JC Superstar
Today is Jimmy Cagney's birthday. He was best as a tough guy in films like Public Enemy, Angels With Dirty Faces, The Roaring Twenties and White Heat, but never liked being typecast and was always trying to break away from such roles, going independent more than once.
He succeeded best at breaking free in a film that by chance I recently watched, Yankee Doodle Dandy. He got to return to his theatrical roots, dancing and (sort of) singing, and, in fact, won his only Oscar.
It's a musical biopic, a genre Hollywood used to be good at but has essentially given up. The story is, of course, highly fictionalized, but the numbers (unlike in some other musicals, such as Cagney's great Footlight Parade) are done in a realistic style and much like the original versions.

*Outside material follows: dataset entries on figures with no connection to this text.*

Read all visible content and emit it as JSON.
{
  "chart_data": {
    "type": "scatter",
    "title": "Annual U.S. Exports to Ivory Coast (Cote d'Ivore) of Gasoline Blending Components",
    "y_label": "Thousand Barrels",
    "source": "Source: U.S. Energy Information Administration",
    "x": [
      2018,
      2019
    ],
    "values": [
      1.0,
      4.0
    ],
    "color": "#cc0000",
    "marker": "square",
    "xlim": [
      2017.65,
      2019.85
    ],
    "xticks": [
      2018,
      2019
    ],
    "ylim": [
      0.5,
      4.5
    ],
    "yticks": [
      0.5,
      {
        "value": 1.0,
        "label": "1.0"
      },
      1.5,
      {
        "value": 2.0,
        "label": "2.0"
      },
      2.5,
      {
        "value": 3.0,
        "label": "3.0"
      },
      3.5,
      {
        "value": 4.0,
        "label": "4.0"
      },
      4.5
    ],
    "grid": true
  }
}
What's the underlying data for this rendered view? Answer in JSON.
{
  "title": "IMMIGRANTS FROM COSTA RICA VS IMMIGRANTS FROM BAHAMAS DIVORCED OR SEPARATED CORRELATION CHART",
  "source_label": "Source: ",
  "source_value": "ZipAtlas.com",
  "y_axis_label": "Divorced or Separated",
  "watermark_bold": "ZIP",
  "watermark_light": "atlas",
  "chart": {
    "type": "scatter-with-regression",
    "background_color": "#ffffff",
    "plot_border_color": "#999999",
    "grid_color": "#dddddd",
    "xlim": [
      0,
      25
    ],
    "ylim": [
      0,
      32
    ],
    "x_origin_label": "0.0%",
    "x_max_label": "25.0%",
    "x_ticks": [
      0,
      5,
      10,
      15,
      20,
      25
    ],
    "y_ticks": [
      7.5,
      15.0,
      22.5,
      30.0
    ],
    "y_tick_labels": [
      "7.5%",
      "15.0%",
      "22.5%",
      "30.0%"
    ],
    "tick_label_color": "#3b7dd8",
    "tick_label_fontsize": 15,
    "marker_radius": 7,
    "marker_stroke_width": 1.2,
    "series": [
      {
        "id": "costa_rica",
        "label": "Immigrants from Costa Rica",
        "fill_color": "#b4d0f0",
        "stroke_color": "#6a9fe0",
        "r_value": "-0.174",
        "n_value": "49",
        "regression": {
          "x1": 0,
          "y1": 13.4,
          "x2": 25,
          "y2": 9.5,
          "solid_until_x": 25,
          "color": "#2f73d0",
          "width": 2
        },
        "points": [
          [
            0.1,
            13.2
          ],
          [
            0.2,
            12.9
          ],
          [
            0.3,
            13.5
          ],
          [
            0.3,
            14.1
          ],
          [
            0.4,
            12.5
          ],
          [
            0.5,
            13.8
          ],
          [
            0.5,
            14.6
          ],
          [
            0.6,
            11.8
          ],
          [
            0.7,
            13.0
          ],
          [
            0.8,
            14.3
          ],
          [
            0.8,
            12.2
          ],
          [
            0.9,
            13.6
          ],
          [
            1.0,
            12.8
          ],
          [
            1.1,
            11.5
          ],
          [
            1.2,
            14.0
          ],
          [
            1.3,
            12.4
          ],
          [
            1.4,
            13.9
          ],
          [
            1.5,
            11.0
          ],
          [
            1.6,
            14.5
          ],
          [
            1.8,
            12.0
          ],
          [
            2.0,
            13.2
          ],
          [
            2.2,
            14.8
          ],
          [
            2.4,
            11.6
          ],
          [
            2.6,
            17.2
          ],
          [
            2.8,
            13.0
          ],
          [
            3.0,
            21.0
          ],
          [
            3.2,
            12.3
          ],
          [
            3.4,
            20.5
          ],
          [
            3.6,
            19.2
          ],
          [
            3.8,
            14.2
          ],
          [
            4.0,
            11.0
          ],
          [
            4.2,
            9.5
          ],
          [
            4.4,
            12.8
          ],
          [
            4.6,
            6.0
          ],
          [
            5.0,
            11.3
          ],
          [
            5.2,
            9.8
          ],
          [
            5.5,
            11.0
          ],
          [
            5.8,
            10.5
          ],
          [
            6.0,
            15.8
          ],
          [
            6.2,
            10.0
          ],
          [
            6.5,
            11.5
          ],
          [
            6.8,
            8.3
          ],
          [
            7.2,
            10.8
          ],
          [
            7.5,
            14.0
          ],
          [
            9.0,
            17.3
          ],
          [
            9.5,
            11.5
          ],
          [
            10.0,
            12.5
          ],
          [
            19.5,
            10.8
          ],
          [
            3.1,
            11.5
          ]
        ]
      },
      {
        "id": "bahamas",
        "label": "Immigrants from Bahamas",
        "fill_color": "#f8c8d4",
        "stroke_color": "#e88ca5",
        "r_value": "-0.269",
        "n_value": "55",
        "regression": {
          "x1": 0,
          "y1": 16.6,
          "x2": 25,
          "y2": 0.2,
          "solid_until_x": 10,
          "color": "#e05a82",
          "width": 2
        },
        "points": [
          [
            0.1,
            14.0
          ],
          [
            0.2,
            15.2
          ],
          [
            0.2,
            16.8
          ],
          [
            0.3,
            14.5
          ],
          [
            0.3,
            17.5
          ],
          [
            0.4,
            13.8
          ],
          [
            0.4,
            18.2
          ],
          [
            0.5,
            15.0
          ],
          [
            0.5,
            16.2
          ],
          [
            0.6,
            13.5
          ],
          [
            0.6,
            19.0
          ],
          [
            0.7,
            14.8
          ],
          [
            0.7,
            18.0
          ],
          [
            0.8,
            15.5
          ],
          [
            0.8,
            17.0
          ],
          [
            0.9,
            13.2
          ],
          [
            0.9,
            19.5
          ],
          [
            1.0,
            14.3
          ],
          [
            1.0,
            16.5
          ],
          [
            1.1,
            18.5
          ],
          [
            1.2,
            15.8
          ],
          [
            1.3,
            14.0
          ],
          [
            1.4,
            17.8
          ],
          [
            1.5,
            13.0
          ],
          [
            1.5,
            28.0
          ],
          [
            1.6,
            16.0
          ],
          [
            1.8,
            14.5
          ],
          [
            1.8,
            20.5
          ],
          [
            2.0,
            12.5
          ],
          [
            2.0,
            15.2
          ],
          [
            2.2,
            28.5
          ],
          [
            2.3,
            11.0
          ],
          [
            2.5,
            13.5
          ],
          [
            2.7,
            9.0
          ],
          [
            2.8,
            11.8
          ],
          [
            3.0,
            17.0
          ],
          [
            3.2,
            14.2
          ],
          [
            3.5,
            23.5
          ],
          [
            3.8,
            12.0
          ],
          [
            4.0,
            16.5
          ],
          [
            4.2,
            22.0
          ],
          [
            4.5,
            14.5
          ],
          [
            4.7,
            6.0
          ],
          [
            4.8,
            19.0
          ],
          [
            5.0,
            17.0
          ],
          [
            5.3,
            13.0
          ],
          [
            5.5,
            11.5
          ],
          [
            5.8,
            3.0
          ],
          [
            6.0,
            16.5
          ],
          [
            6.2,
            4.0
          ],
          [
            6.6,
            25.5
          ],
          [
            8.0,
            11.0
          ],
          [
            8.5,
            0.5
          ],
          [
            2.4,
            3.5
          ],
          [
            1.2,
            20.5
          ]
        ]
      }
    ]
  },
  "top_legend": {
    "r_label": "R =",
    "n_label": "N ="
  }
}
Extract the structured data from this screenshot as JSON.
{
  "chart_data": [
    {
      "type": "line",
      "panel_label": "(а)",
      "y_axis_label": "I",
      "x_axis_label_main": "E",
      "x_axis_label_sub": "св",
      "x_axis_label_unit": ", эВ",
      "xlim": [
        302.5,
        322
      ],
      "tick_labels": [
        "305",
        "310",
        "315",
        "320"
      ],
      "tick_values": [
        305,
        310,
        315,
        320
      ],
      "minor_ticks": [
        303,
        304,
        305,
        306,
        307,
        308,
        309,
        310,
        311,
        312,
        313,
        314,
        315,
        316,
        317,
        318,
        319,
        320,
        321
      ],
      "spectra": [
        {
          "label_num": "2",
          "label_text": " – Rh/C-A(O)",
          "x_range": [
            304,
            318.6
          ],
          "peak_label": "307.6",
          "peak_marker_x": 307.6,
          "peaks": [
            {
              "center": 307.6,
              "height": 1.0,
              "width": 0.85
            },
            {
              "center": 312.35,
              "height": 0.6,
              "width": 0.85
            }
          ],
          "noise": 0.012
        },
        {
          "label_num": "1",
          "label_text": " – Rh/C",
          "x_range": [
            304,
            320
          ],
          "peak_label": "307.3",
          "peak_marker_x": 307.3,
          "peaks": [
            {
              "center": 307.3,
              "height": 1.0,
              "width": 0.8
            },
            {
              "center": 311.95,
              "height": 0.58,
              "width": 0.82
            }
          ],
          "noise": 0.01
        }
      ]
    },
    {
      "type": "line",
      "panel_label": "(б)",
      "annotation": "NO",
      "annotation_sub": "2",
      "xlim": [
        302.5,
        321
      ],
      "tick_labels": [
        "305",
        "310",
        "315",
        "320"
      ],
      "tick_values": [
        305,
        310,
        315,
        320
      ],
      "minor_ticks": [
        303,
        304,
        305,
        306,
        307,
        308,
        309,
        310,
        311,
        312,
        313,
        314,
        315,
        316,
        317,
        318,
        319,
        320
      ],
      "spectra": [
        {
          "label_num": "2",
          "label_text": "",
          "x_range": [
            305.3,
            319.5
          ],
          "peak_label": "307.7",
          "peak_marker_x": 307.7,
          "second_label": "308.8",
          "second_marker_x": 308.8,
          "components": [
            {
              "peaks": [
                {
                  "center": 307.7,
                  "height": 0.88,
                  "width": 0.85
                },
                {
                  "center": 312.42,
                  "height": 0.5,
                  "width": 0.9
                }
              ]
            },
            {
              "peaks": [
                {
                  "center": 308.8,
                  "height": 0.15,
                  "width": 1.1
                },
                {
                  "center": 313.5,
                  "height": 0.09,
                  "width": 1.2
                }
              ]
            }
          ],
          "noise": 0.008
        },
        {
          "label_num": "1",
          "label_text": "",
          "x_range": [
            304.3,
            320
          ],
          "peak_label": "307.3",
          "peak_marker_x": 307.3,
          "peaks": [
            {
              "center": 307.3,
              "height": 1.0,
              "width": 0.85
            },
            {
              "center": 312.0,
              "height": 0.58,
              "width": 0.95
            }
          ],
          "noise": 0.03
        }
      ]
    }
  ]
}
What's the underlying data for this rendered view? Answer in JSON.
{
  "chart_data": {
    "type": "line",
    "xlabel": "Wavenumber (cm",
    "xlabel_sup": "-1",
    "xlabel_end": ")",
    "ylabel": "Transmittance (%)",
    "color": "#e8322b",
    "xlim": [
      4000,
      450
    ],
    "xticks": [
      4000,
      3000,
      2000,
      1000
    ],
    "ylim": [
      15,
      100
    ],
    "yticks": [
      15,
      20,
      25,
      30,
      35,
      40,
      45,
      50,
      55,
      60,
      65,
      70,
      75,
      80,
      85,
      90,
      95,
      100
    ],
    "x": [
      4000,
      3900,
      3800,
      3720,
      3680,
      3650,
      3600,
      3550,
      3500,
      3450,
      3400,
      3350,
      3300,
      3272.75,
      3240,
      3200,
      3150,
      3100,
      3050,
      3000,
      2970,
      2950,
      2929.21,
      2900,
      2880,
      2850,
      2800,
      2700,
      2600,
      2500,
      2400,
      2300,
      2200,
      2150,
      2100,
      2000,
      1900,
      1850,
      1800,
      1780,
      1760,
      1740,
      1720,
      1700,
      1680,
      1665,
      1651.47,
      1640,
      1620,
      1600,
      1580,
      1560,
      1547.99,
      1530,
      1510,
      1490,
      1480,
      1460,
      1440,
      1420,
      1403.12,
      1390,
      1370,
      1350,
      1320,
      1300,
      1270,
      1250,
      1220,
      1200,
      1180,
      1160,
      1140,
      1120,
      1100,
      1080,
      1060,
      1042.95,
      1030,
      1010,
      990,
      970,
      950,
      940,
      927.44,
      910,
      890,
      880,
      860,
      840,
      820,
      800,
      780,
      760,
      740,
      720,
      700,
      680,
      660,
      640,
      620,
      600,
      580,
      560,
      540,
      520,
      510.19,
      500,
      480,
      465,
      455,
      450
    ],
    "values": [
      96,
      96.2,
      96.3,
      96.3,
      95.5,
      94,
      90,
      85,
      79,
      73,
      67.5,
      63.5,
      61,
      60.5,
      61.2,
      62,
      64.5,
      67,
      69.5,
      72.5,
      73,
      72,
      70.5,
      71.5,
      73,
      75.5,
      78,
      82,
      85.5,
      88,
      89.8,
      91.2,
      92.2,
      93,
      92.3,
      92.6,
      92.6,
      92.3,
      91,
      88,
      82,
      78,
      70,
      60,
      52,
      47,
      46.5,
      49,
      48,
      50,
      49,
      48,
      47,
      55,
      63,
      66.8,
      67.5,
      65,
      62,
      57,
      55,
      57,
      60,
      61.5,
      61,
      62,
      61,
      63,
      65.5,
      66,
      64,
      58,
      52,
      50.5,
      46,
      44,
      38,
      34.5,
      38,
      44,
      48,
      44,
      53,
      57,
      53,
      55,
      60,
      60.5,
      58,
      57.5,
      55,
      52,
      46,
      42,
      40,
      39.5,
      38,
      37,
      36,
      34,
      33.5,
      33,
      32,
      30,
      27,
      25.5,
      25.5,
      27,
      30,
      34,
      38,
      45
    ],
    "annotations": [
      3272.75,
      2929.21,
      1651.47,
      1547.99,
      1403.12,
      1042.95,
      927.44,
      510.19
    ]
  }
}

The only problem I've got, aside from it being overlong (and a bit of a whitewash of a guy who was basically an unpleasant character), is the fact they're doing Cohan songs. Occupational hazard, but really, his stuff doesn't hold up that well--it's corny and sing-songy and would soon enough be replaced by the far superior tunes of Kern, Gershwin, Rodgers and others.
Still, Cagney is a sparkplug who makes his scenes work, no matter how hokey. And it's fun to see him in a role that lets him have this much fun.